La temporada terminó de forma abrupta para los Buffalo Bills, pero el desgaste de la batalla sigue dejando huella. Ahora, el foco se posa sobre Josh Allen, el rostro de la franquicia, quien podría someterse a un procedimiento médico en el arranque de la temporada baja para atender una lesión persistente en el pie derecho.
Durante la última semana de campaña, Allen apareció en el reporte de lesionados con tres molestias —pie, rodilla y un dedo—, aunque ninguna lo marginó de la acción. Sin embargo, el problema en el pie, sufrido en el cierre de la fase regular, fue lo suficientemente incómodo como para limitar su participación en entrenamientos. Este miércoles, el gerente general Brandon Beane confirmó que el quarterback podría necesitar “hacer algo” para corregir definitivamente la lesión.

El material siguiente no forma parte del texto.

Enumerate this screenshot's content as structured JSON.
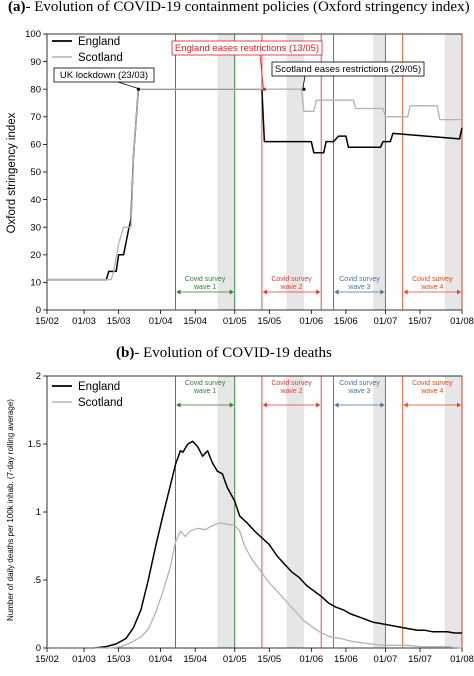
{
  "chart_data": [
    {
      "type": "line",
      "panel_letter": "(a)",
      "title": "- Evolution of COVID-19 containment policies (Oxford stringency index)",
      "ylabel": "Oxford stringency index",
      "xlabel": "",
      "ylim": [
        0,
        100
      ],
      "yticks": [
        "0",
        "10",
        "20",
        "30",
        "40",
        "50",
        "60",
        "70",
        "80",
        "90",
        "100"
      ],
      "x_range": [
        "2020-02-15",
        "2020-08-01"
      ],
      "xticks": [
        {
          "date": "2020-02-15",
          "label": "15/02"
        },
        {
          "date": "2020-03-01",
          "label": "01/03"
        },
        {
          "date": "2020-03-15",
          "label": "15/03"
        },
        {
          "date": "2020-04-01",
          "label": "01/04"
        },
        {
          "date": "2020-04-15",
          "label": "15/04"
        },
        {
          "date": "2020-05-01",
          "label": "01/05"
        },
        {
          "date": "2020-05-15",
          "label": "15/05"
        },
        {
          "date": "2020-06-01",
          "label": "01/06"
        },
        {
          "date": "2020-06-15",
          "label": "15/06"
        },
        {
          "date": "2020-07-01",
          "label": "01/07"
        },
        {
          "date": "2020-07-15",
          "label": "15/07"
        },
        {
          "date": "2020-08-01",
          "label": "01/08"
        }
      ],
      "legend": {
        "placement": "top-left"
      },
      "series": [
        {
          "name": "England",
          "color": "#000000",
          "points": [
            [
              "2020-02-15",
              11
            ],
            [
              "2020-03-10",
              11
            ],
            [
              "2020-03-11",
              14
            ],
            [
              "2020-03-14",
              14
            ],
            [
              "2020-03-15",
              20
            ],
            [
              "2020-03-17",
              20
            ],
            [
              "2020-03-19",
              29
            ],
            [
              "2020-03-20",
              33
            ],
            [
              "2020-03-21",
              56
            ],
            [
              "2020-03-23",
              80
            ],
            [
              "2020-05-12",
              80
            ],
            [
              "2020-05-13",
              61
            ],
            [
              "2020-06-01",
              61
            ],
            [
              "2020-06-02",
              57
            ],
            [
              "2020-06-06",
              57
            ],
            [
              "2020-06-07",
              61
            ],
            [
              "2020-06-10",
              61
            ],
            [
              "2020-06-12",
              63
            ],
            [
              "2020-06-15",
              63
            ],
            [
              "2020-06-16",
              59
            ],
            [
              "2020-06-29",
              59
            ],
            [
              "2020-06-30",
              61
            ],
            [
              "2020-07-03",
              61
            ],
            [
              "2020-07-04",
              64
            ],
            [
              "2020-07-31",
              62
            ],
            [
              "2020-08-01",
              66
            ]
          ]
        },
        {
          "name": "Scotland",
          "color": "#b3b3b3",
          "points": [
            [
              "2020-02-15",
              11
            ],
            [
              "2020-03-12",
              11
            ],
            [
              "2020-03-13",
              14
            ],
            [
              "2020-03-15",
              24
            ],
            [
              "2020-03-17",
              30
            ],
            [
              "2020-03-20",
              30
            ],
            [
              "2020-03-21",
              56
            ],
            [
              "2020-03-23",
              80
            ],
            [
              "2020-05-28",
              80
            ],
            [
              "2020-05-29",
              72
            ],
            [
              "2020-06-02",
              72
            ],
            [
              "2020-06-03",
              76
            ],
            [
              "2020-06-18",
              76
            ],
            [
              "2020-06-19",
              73
            ],
            [
              "2020-06-30",
              73
            ],
            [
              "2020-07-01",
              70
            ],
            [
              "2020-07-10",
              70
            ],
            [
              "2020-07-11",
              74
            ],
            [
              "2020-07-22",
              74
            ],
            [
              "2020-07-23",
              69
            ],
            [
              "2020-08-01",
              69
            ]
          ]
        }
      ],
      "annotations": [
        {
          "text": "UK lockdown (23/03)",
          "date": "2020-03-23",
          "value": 80,
          "color": "#000000"
        },
        {
          "text": "England eases restrictions  (13/05)",
          "date": "2020-05-13",
          "value": 80,
          "color": "#e21b1b"
        },
        {
          "text": "Scotland eases restrictions (29/05)",
          "date": "2020-05-29",
          "value": 80,
          "color": "#000000"
        }
      ],
      "survey_waves": [
        {
          "label": [
            "Covid survey",
            "wave 1"
          ],
          "start": "2020-04-07",
          "end": "2020-05-01",
          "color": "#2e7d32"
        },
        {
          "label": [
            "Covid survey",
            "wave 2"
          ],
          "start": "2020-05-12",
          "end": "2020-06-05",
          "color": "#e53935"
        },
        {
          "label": [
            "Covid survey",
            "wave 3"
          ],
          "start": "2020-06-10",
          "end": "2020-07-01",
          "color": "#4a6fa5"
        },
        {
          "label": [
            "Covid survey",
            "wave 4"
          ],
          "start": "2020-07-08",
          "end": "2020-08-01",
          "color": "#e64a19"
        }
      ],
      "grey_weekend_bands": [
        [
          "2020-04-24",
          "2020-05-01"
        ],
        [
          "2020-05-22",
          "2020-05-29"
        ],
        [
          "2020-06-26",
          "2020-07-01"
        ],
        [
          "2020-07-25",
          "2020-08-01"
        ]
      ]
    },
    {
      "type": "line",
      "panel_letter": "(b)",
      "title": "- Evolution of COVID-19 deaths",
      "ylabel": "Number of daily deaths per 100k inhab. (7-day rolling average)",
      "xlabel": "",
      "ylim": [
        0,
        2
      ],
      "yticks": [
        "0",
        ".5",
        "1",
        "1.5",
        "2"
      ],
      "x_range": [
        "2020-02-15",
        "2020-08-01"
      ],
      "xticks": [
        {
          "date": "2020-02-15",
          "label": "15/02"
        },
        {
          "date": "2020-03-01",
          "label": "01/03"
        },
        {
          "date": "2020-03-15",
          "label": "15/03"
        },
        {
          "date": "2020-04-01",
          "label": "01/04"
        },
        {
          "date": "2020-04-15",
          "label": "15/04"
        },
        {
          "date": "2020-05-01",
          "label": "01/05"
        },
        {
          "date": "2020-05-15",
          "label": "15/05"
        },
        {
          "date": "2020-06-01",
          "label": "01/06"
        },
        {
          "date": "2020-06-15",
          "label": "15/06"
        },
        {
          "date": "2020-07-01",
          "label": "01/07"
        },
        {
          "date": "2020-07-15",
          "label": "15/07"
        },
        {
          "date": "2020-08-01",
          "label": "01/08"
        }
      ],
      "legend": {
        "placement": "top-left"
      },
      "series": [
        {
          "name": "England",
          "color": "#000000",
          "points": [
            [
              "2020-02-15",
              0
            ],
            [
              "2020-03-05",
              0
            ],
            [
              "2020-03-10",
              0.01
            ],
            [
              "2020-03-14",
              0.03
            ],
            [
              "2020-03-18",
              0.07
            ],
            [
              "2020-03-21",
              0.15
            ],
            [
              "2020-03-24",
              0.28
            ],
            [
              "2020-03-27",
              0.5
            ],
            [
              "2020-03-30",
              0.75
            ],
            [
              "2020-04-02",
              0.98
            ],
            [
              "2020-04-05",
              1.2
            ],
            [
              "2020-04-07",
              1.35
            ],
            [
              "2020-04-09",
              1.45
            ],
            [
              "2020-04-10",
              1.44
            ],
            [
              "2020-04-12",
              1.5
            ],
            [
              "2020-04-14",
              1.52
            ],
            [
              "2020-04-16",
              1.48
            ],
            [
              "2020-04-18",
              1.41
            ],
            [
              "2020-04-20",
              1.45
            ],
            [
              "2020-04-22",
              1.36
            ],
            [
              "2020-04-24",
              1.3
            ],
            [
              "2020-04-26",
              1.28
            ],
            [
              "2020-04-28",
              1.18
            ],
            [
              "2020-05-01",
              1.08
            ],
            [
              "2020-05-03",
              0.97
            ],
            [
              "2020-05-06",
              0.92
            ],
            [
              "2020-05-09",
              0.86
            ],
            [
              "2020-05-12",
              0.81
            ],
            [
              "2020-05-15",
              0.76
            ],
            [
              "2020-05-18",
              0.68
            ],
            [
              "2020-05-21",
              0.62
            ],
            [
              "2020-05-24",
              0.56
            ],
            [
              "2020-05-27",
              0.52
            ],
            [
              "2020-05-30",
              0.46
            ],
            [
              "2020-06-02",
              0.42
            ],
            [
              "2020-06-05",
              0.38
            ],
            [
              "2020-06-08",
              0.33
            ],
            [
              "2020-06-11",
              0.3
            ],
            [
              "2020-06-14",
              0.28
            ],
            [
              "2020-06-17",
              0.25
            ],
            [
              "2020-06-20",
              0.23
            ],
            [
              "2020-06-23",
              0.21
            ],
            [
              "2020-06-26",
              0.19
            ],
            [
              "2020-06-29",
              0.18
            ],
            [
              "2020-07-02",
              0.17
            ],
            [
              "2020-07-05",
              0.16
            ],
            [
              "2020-07-08",
              0.15
            ],
            [
              "2020-07-11",
              0.14
            ],
            [
              "2020-07-14",
              0.13
            ],
            [
              "2020-07-17",
              0.13
            ],
            [
              "2020-07-20",
              0.12
            ],
            [
              "2020-07-23",
              0.12
            ],
            [
              "2020-07-26",
              0.12
            ],
            [
              "2020-07-29",
              0.11
            ],
            [
              "2020-08-01",
              0.11
            ]
          ]
        },
        {
          "name": "Scotland",
          "color": "#b3b3b3",
          "points": [
            [
              "2020-02-15",
              0
            ],
            [
              "2020-03-12",
              0
            ],
            [
              "2020-03-16",
              0.01
            ],
            [
              "2020-03-20",
              0.04
            ],
            [
              "2020-03-24",
              0.08
            ],
            [
              "2020-03-27",
              0.14
            ],
            [
              "2020-03-30",
              0.26
            ],
            [
              "2020-04-02",
              0.42
            ],
            [
              "2020-04-05",
              0.6
            ],
            [
              "2020-04-07",
              0.78
            ],
            [
              "2020-04-09",
              0.86
            ],
            [
              "2020-04-11",
              0.82
            ],
            [
              "2020-04-13",
              0.86
            ],
            [
              "2020-04-16",
              0.88
            ],
            [
              "2020-04-19",
              0.87
            ],
            [
              "2020-04-22",
              0.9
            ],
            [
              "2020-04-25",
              0.92
            ],
            [
              "2020-04-28",
              0.91
            ],
            [
              "2020-05-01",
              0.9
            ],
            [
              "2020-05-03",
              0.86
            ],
            [
              "2020-05-05",
              0.75
            ],
            [
              "2020-05-08",
              0.65
            ],
            [
              "2020-05-11",
              0.58
            ],
            [
              "2020-05-14",
              0.5
            ],
            [
              "2020-05-17",
              0.44
            ],
            [
              "2020-05-20",
              0.38
            ],
            [
              "2020-05-23",
              0.32
            ],
            [
              "2020-05-26",
              0.26
            ],
            [
              "2020-05-29",
              0.2
            ],
            [
              "2020-06-01",
              0.16
            ],
            [
              "2020-06-05",
              0.11
            ],
            [
              "2020-06-09",
              0.08
            ],
            [
              "2020-06-13",
              0.07
            ],
            [
              "2020-06-17",
              0.05
            ],
            [
              "2020-06-21",
              0.04
            ],
            [
              "2020-06-25",
              0.03
            ],
            [
              "2020-06-30",
              0.02
            ],
            [
              "2020-07-05",
              0.02
            ],
            [
              "2020-07-10",
              0.02
            ],
            [
              "2020-07-15",
              0.01
            ],
            [
              "2020-07-20",
              0.01
            ],
            [
              "2020-07-25",
              0.01
            ],
            [
              "2020-08-01",
              0.0
            ]
          ]
        }
      ],
      "survey_waves": [
        {
          "label": [
            "Covid survey",
            "wave 1"
          ],
          "start": "2020-04-07",
          "end": "2020-05-01",
          "color": "#2e7d32"
        },
        {
          "label": [
            "Covid survey",
            "wave 2"
          ],
          "start": "2020-05-12",
          "end": "2020-06-05",
          "color": "#e53935"
        },
        {
          "label": [
            "Covid survey",
            "wave 3"
          ],
          "start": "2020-06-10",
          "end": "2020-07-01",
          "color": "#4a6fa5"
        },
        {
          "label": [
            "Covid survey",
            "wave 4"
          ],
          "start": "2020-07-08",
          "end": "2020-08-01",
          "color": "#e64a19"
        }
      ],
      "grey_weekend_bands": [
        [
          "2020-04-24",
          "2020-05-01"
        ],
        [
          "2020-05-22",
          "2020-05-29"
        ],
        [
          "2020-06-26",
          "2020-07-01"
        ],
        [
          "2020-07-25",
          "2020-08-01"
        ]
      ]
    }
  ]
}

La buena noticia para Bills Mafia: no se espera que cualquier intervención afecte su presencia en las OTAs de primavera. Es decir, el plan es resolver el problema sin comprometer la preparación del líder ofensivo.

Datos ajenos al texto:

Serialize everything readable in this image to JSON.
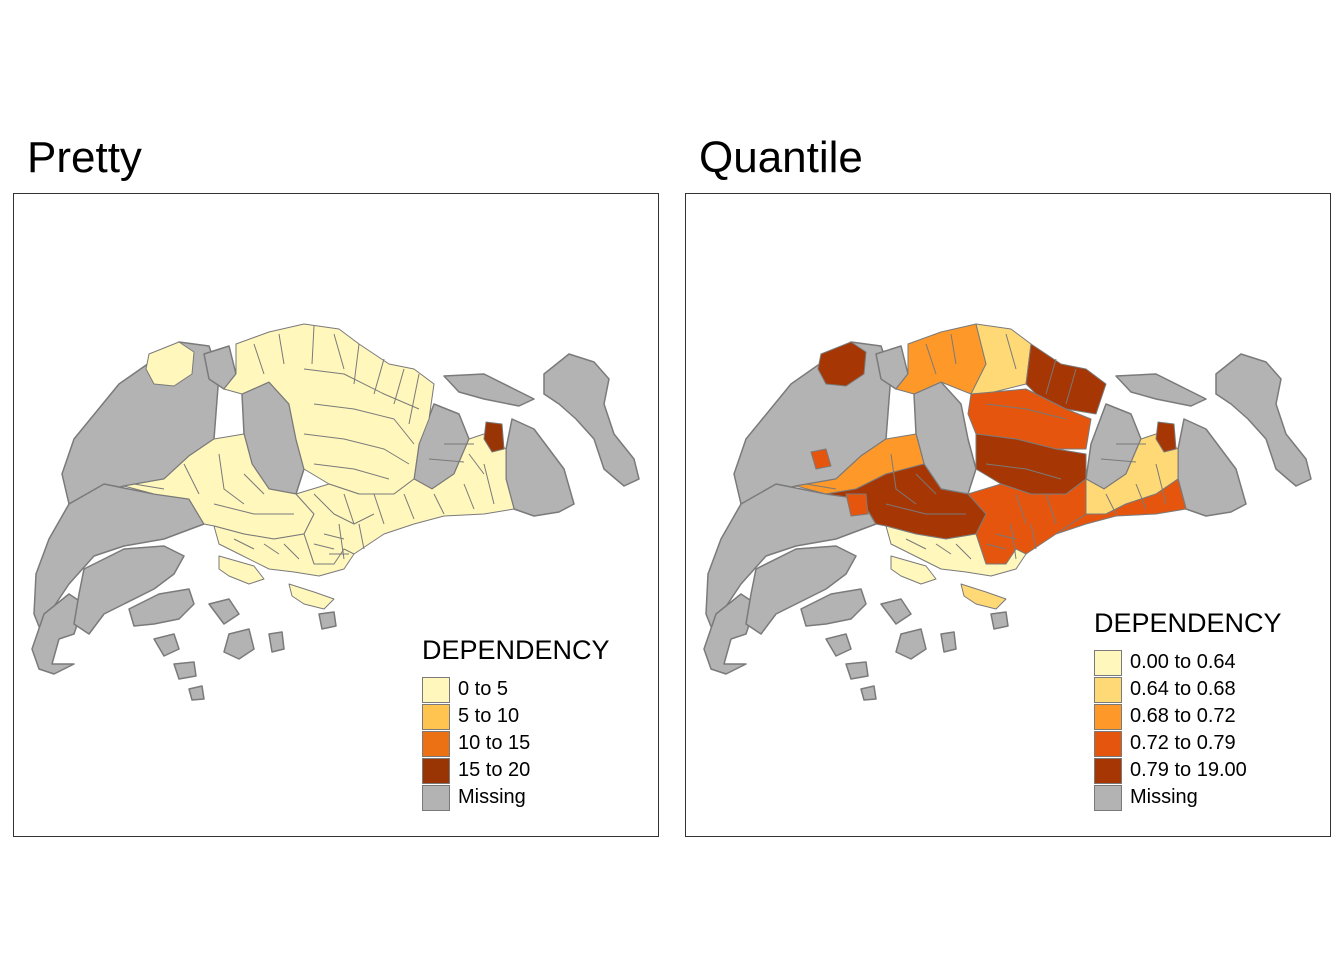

Allen, fiel a su estilo, jugó a pesar de los golpes. En la derrota ante Denver lanzó para 283 yardas (25/39), corrió 66 yardas en 12 acarreos, pero el desgaste fue evidente: dos intercepciones y dos balones sueltos marcaron una noche cuesta arriba en playoffs.
Buffalo entra al receso con una prioridad clara: proteger a su quarterback franquicia. Si hay que ajustar piezas ahora para que Allen llegue pleno al 2026, el momento es este. Porque en Buffalo, el objetivo no cambia: volver más fuertes y con su líder al cien por ciento para otra carrera profunda en enero.